ACPR/64/2024 du 25.01.2024 sur ONMMP/1997/2023 ( MP ) , REJETE

Descripteurs : ORDONNANCE DE NON-ENTRÉE EN MATIÈRE;CONFRONTATION À UN ACTE D'ORDRE SEXUEL
Normes : CPP.310; CP.198.al2

république et

canton de Genève

POUVOIR JUDICIAIRE

P/10520/2023 ACPR/64/2024

COUR DE JUSTICE

Chambre pénale de recours

Arrêt du jeudi 25 janvier 2024

 

Entre

A______, domiciliée ______, représentée par Me Innocent SEMUHIRE, avocat, Etude ISE, rue du Conseil-Général 8, 1205 Genève,

recourante,


contre l'ordonnance de non-entrée en matière rendue le 22 mai 2023 par le Ministère public,

et

LE MINISTÈRE PUBLIC de la République et canton de Genève, route de Chancy 6B, 1213 Petit-Lancy, case postale 3565, 1211 Genève 3,

intimé.


EN FAIT :

A. a. Par acte expédié le 2 juin 2023, A______ recourt contre l'ordonnance du 22 mai 2023, communiquée par pli simple, par laquelle le Ministère public a refusé d'entrer en matière sur sa plainte contre B______.

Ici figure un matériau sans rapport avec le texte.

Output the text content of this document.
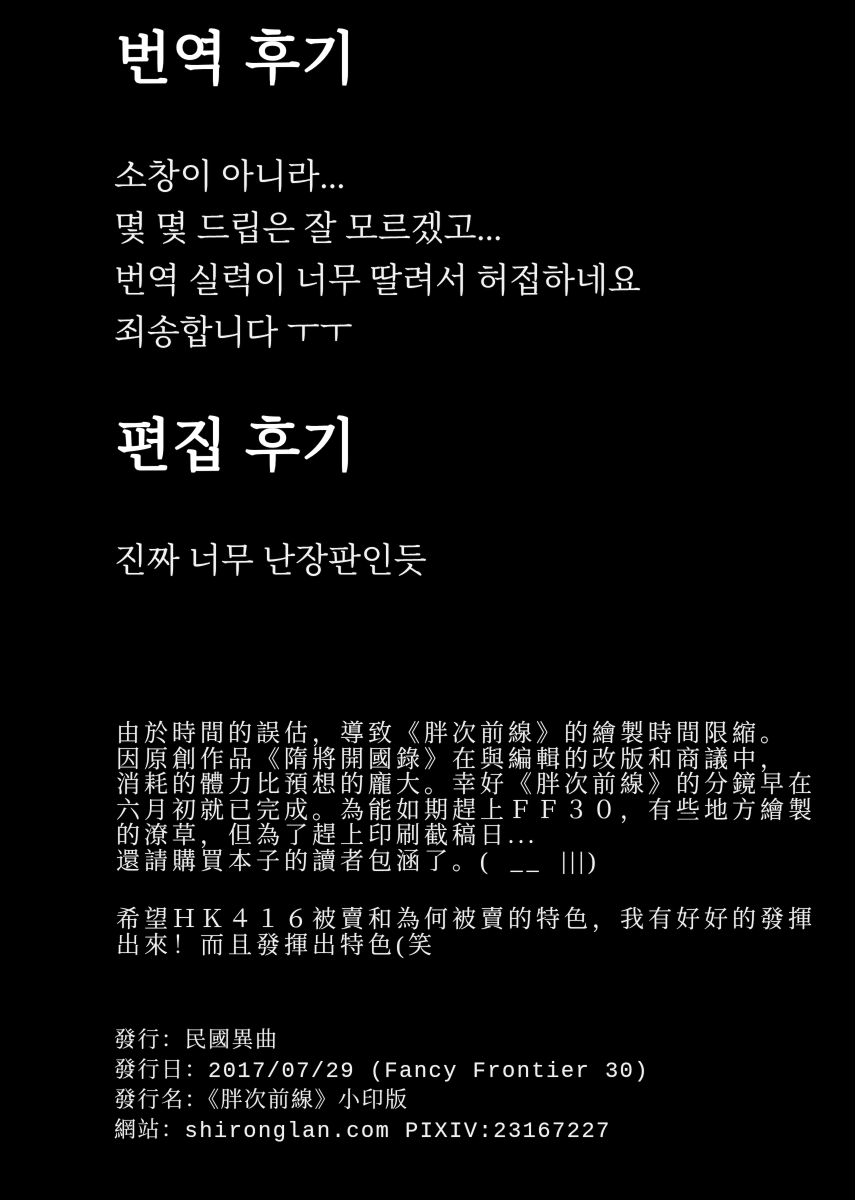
번역 후기
소창이 아니라...
몇 몇 드립은 잘 모르겠고...
번역 실력이 너무 딸려서 허접하네요
죄송합니다 ㅜㅜ
편집 후기
진짜 너무 난장판인듯
由於時間的誤估，導致《胖次前線》的繪製時間限縮。
因原創作品《隋將開國錄》在與編輯的改版和商議中，
消耗的體力比預想的龐大。幸好《胖次前線》的分鏡早在
六月初就已完成。為能如期趕上ＦＦ３０，有些地方繪製
的潦草，但為了趕上印刷截稿日...
還請購買本子的讀者包涵了。(゚__゚|||)
希望ＨＫ４１６被賣和為何被賣的特色，我有好好的發揮
出來！而且發揮出特色(笑
發行：民國異曲
發行日：2017/07/29 (Fancy Frontier 30)
發行名：《胖次前線》小印版
網站：shironglan.com PIXIV:23167227
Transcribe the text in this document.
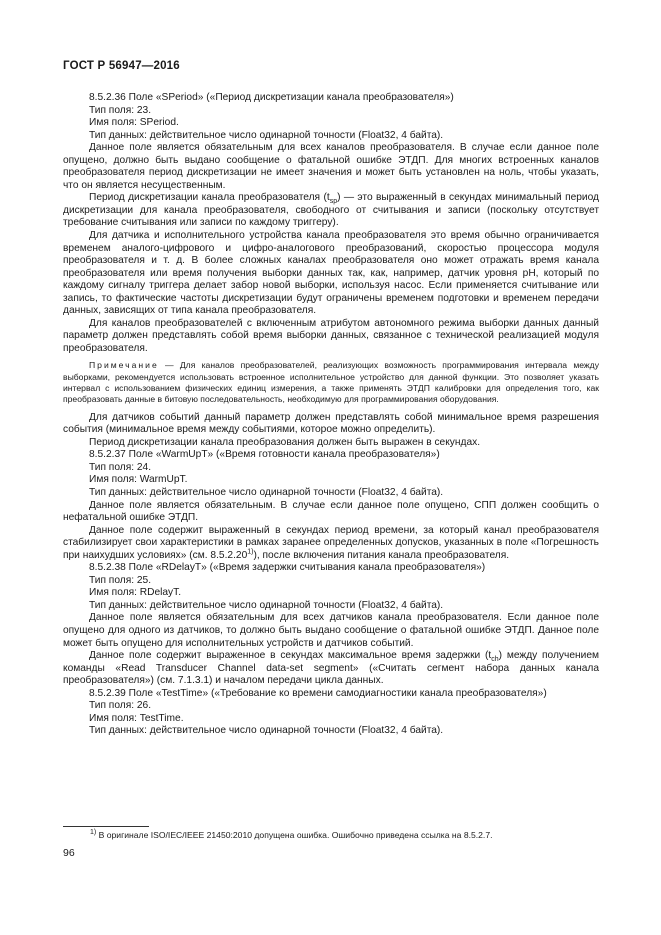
ГОСТ Р 56947—2016

8.5.2.36 Поле «SPeriod» («Период дискретизации канала преобразователя»)

Тип поля: 23.

Имя поля: SPeriod.

Тип данных: действительное число одинарной точности (Float32, 4 байта).

Данное поле является обязательным для всех каналов преобразователя. В случае если данное поле опущено, должно быть выдано сообщение о фатальной ошибке ЭТДП. Для многих встроенных каналов преобразователя период дискретизации не имеет значения и может быть установлен на ноль, чтобы указать, что он является несущественным.

Период дискретизации канала преобразователя $(t_{sp})$ — это выраженный в секундах минимальный период дискретизации для канала преобразователя, свободного от считывания и записи (поскольку отсутствует требование считывания или записи по каждому триггеру).

Для датчика и исполнительного устройства канала преобразователя это время обычно ограничивается временем аналого-цифрового и цифро-аналогового преобразований, скоростью процессора модуля преобразователя и т. д. В более сложных каналах преобразователя оно может отражать время канала преобразователя или время получения выборки данных так, как, например, датчик уровня pH, который по каждому сигналу триггера делает забор новой выборки, используя насос. Если применяется считывание или запись, то фактические частоты дискретизации будут ограничены временем подготовки и временем передачи данных, зависящих от типа канала преобразователя.

Для каналов преобразователей с включенным атрибутом автономного режима выборки данных данный параметр должен представлять собой время выборки данных, связанное с технической реализацией модуля преобразователя.

Примечание — Для каналов преобразователей, реализующих возможность программирования интервала между выборками, рекомендуется использовать встроенное исполнительное устройство для данной функции. Это позволяет указать интервал с использованием физических единиц измерения, а также применять ЭТДП калибровки для определения того, как преобразовать данные в битовую последовательность, необходимую для программирования оборудования.

Для датчиков событий данный параметр должен представлять собой минимальное время разрешения события (минимальное время между событиями, которое можно определить).

Период дискретизации канала преобразования должен быть выражен в секундах.

8.5.2.37 Поле «WarmUpT» («Время готовности канала преобразователя»)

Тип поля: 24.

Имя поля: WarmUpT.

Тип данных: действительное число одинарной точности (Float32, 4 байта).

Данное поле является обязательным. В случае если данное поле опущено, СПП должен сообщить о нефатальной ошибке ЭТДП.

Данное поле содержит выраженный в секундах период времени, за который канал преобразователя стабилизирует свои характеристики в рамках заранее определенных допусков, указанных в поле «Погрешность при наихудших условиях» (см. 8.5.2.20$^{1)}$), после включения питания канала преобразователя.

8.5.2.38 Поле «RDelayT» («Время задержки считывания канала преобразователя»)

Тип поля: 25.

Имя поля: RDelayT.

Тип данных: действительное число одинарной точности (Float32, 4 байта).

Данное поле является обязательным для всех датчиков канала преобразователя. Если данное поле опущено для одного из датчиков, то должно быть выдано сообщение о фатальной ошибке ЭТДП. Данное поле может быть опущено для исполнительных устройств и датчиков событий.

Данное поле содержит выраженное в секундах максимальное время задержки $(t_{ch})$ между получением команды «Read Transducer Channel data-set segment» («Считать сегмент набора данных канала преобразователя») (см. 7.1.3.1) и началом передачи цикла данных.

8.5.2.39 Поле «TestTime» («Требование ко времени самодиагностики канала преобразователя»)

Тип поля: 26.

Имя поля: TestTime.

Тип данных: действительное число одинарной точности (Float32, 4 байта).

$^{1)}$ В оригинале ISO/IEC/IEEE 21450:2010 допущена ошибка. Ошибочно приведена ссылка на 8.5.2.7.
96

La recourante conclut, avec suite de frais et dépens, à l'annulation de l'ordonnance querellée et à ce que la cause soit renvoyée au Ministère public pour qu'il ouvre une instruction, subsidiairement qu'il rende une nouvelle décision dans le sens des considérants.

b. La recourante a versé les sûretés en CHF 900.- qui lui étaient réclamées par la Direction de la procédure.

B. Les faits pertinents suivants ressortent du dossier :

a. Selon le rapport de renseignements du 4 mars 2023, A______, chauffeuse de taxi, a appelé le poste de police de l'aéroport le 1er septembre 2022, signalant avoir été importunée par un autre chauffeur, détenteur du véhicule immatriculé GE 1______.

Sur place, A______ a expliqué que ledit chauffeur avait tenu des propos dégradants à son égard, soit "tu m'excites quand tu marches". Interrogé, le chauffeur en question – identifié comme étant B______ – a exposé qu'il discutait avec un groupe de collègues et que cette phrase n'était pas destinée à la prénommée. Malgré ces explications, il avait tout de même tenu à s'excuser, ce que A______ avait refusé.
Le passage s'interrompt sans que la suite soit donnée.